Even in a lab, performance counts!

I have a really nice server in my home lab with lots of RAM and lots of disks. It runs Hyper-V and has been a great lab machine for me. However, for a current testing project, I started working on it using my desktop and using VMware Workstation 8 as the hypervisor. While my Hyper-V server uses Intel processors, my desktop has an AMD processor. That adds some challenge in moving workloads between environments, so I don’t generally do so.

Back to sharing my story about my lack of foresight… my desktop is an AMD six core device with 8 GB of RAM and, right now due to a failure, a single SATA disk. From a processor and RAM perspective, I can run reasonable tests in Workstation but can’t scale too far due to the RAM amount. However, today, I remembered why it’s so important to keep disk performance in mind when creating a virtual environment.
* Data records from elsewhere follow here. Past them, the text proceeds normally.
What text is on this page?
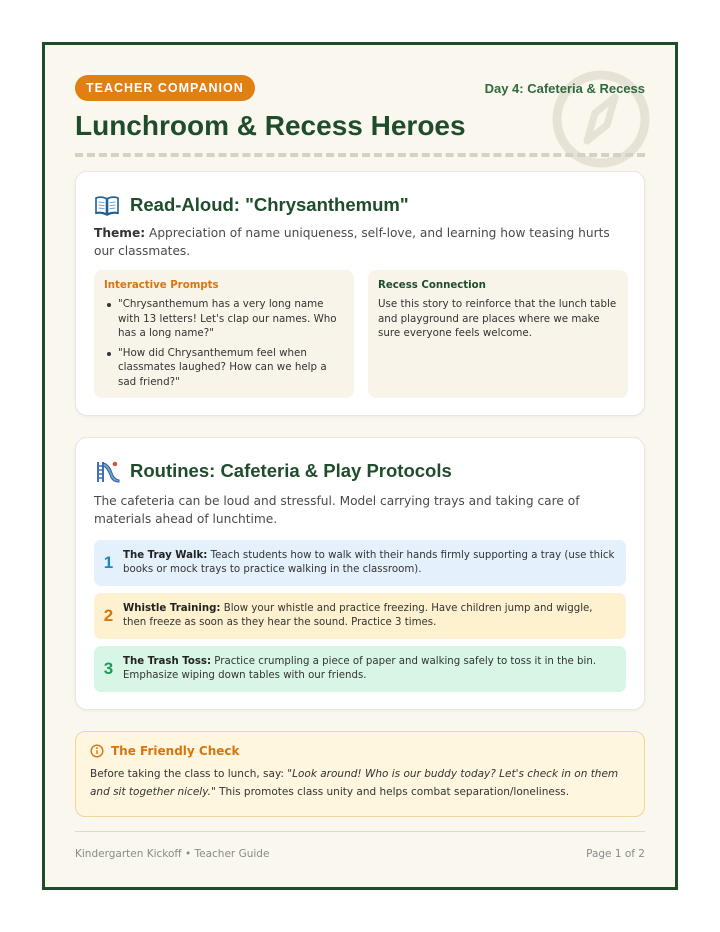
TEACHER COMPANION	Day 4: Cafeteria & Recess
Lunchroom & Recess Heroes
Read-Aloud: "Chrysanthemum"
Theme: Appreciation of name uniqueness, self-love, and learning how teasing hurts our classmates.
Interactive Prompts
"Chrysanthemum has a very long name with 13 letters! Let's clap our names. Who has a long name?"
"How did Chrysanthemum feel when classmates laughed? How can we help a sad friend?"
Recess Connection

Use this story to reinforce that the lunch table and playground are places where we make sure everyone feels welcome.

Routines: Cafeteria & Play Protocols
The cafeteria can be loud and stressful. Model carrying trays and taking care of materials ahead of lunchtime.
1 The Tray Walk: Teach students how to walk with their hands firmly supporting a tray (use thick books or mock trays to practice walking in the classroom).
2 Whistle Training: Blow your whistle and practice freezing. Have children jump and wiggle, then freeze as soon as they hear the sound. Practice 3 times.
3 The Trash Toss: Practice crumpling a piece of paper and walking safely to toss it in the bin. Emphasize wiping down tables with our friends.
The Friendly Check

Before taking the class to lunch, say: "Look around! Who is our buddy today? Let's check in on them and sit together nicely." This promotes class unity and helps combat separation/loneliness.

Kindergarten Kickoff • Teacher Guide	Page 1 of 2
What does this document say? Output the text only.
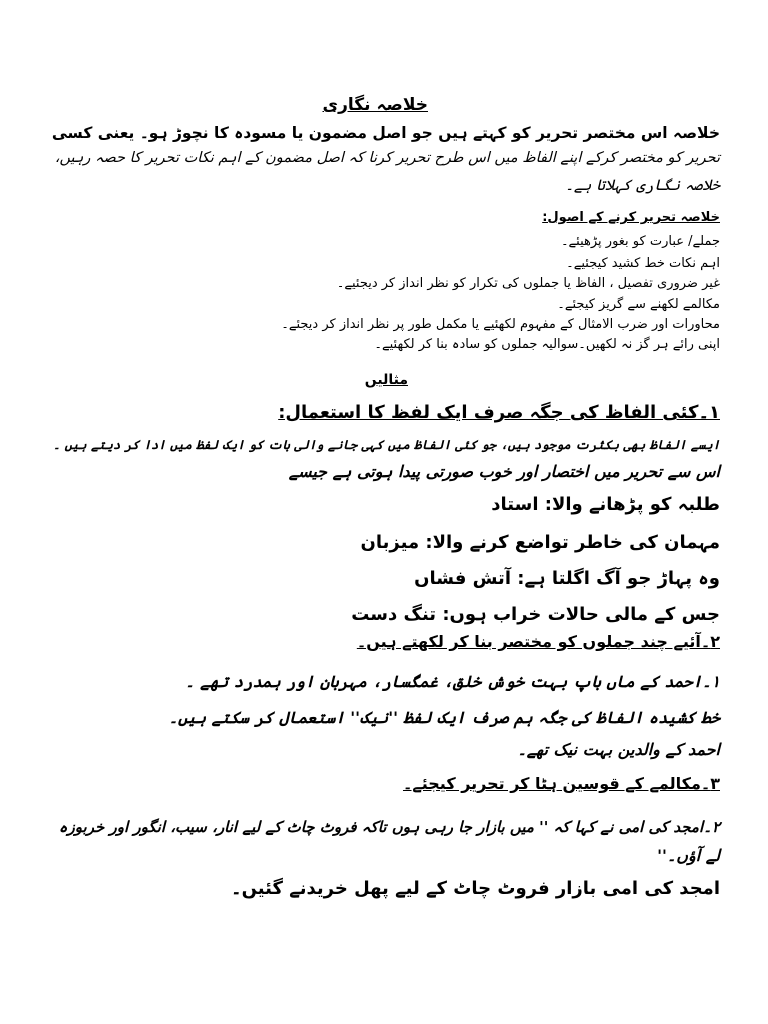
خلاصہ نگاری
خلاصہ اس مختصر تحریر کو کہتے ہیں جو اصل مضمون یا مسودہ کا نچوڑ ہو۔ یعنی کسی
تحریر کو مختصر کرکے اپنے الفاظ میں اس طرح تحریر کرنا کہ اصل مضمون کے اہم نکات تحریر کا حصہ رہیں،
خلاصہ نگاری کہلاتا ہے۔
خلاصہ تحریر کرنے کے اصول:
جملے/ عبارت کو بغور پڑھیئے۔
اہم نکات خط کشید کیجئیے۔
غیر ضروری تفصیل ، الفاظ یا جملوں کی تکرار کو نظر انداز کر دیجئیے۔
مکالمے لکھنے سے گریز کیجئے۔
محاورات اور ضرب الامثال کے مفہوم لکھئیے یا مکمل طور پر نظر انداز کر دیجئے۔
اپنی رائے ہر گز نہ لکھیں۔سوالیہ جملوں کو سادہ بنا کر لکھئیے۔
مثالیں
١۔کئی الفاظ کی جگہ صرف ایک لفظ کا استعمال:
ایسے الفاظ بھی بکثرت موجود ہیں، جو کئی الفاظ میں کہی جانے والی بات کو ایک لفظ میں ادا کر دیتے ہیں ۔
اس سے تحریر میں اختصار اور خوب صورتی پیدا ہوتی ہے جیسے
طلبہ کو پڑھانے والا: استاد
مہمان کی خاطر تواضع کرنے والا: میزبان
وہ پہاڑ جو آگ اگلتا ہے: آتش فشاں
جس کے مالی حالات خراب ہوں: تنگ دست
٢۔آئیے چند جملوں کو مختصر بنا کر لکھتے ہیں۔
١۔احمد کے ماں باپ بہت خوش خلق، غمگسار، مہربان اور ہمدرد تھے ۔
خط کشیدہ الفاظ کی جگہ ہم صرف ایک لفظ ''نیک'' استعمال کر سکتے ہیں۔
احمد کے والدین بہت نیک تھے۔
٣۔مکالمے کے قوسین ہٹا کر تحریر کیجئے۔
٢۔امجد کی امی نے کہا کہ '' میں بازار جا رہی ہوں تاکہ فروٹ چاٹ کے لیے انار، سیب، انگور اور خربوزہ
لے آؤں۔''
امجد کی امی بازار فروٹ چاٹ کے لیے پھل خریدنے گئیں۔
My test setup requires three virtual machines. With three virtual machines running on one SATA disk and all having relatively significant disk performance needs, my disk queue length was at 10 for a very long period of time while the third VM was installing.

Obviously, I was aware that I was pushing things a bit far so, to avoid having to move everything to my lab server, I simply plugged in a spare external eSATA disk and installed the third VM there and the disk queue length came back to earth and the speed of the overall system improved significantly.

Why do I share this? Because at first, I was just merrily working away and because this was just a test build which I plan to destroy tomorrow, I wasn’t concerned about performance but it became important when the system slowed to a crawl because of one bottleneck and is a reminder that all parts of the performance equation need to stay in balance in a properly architected virtual environment.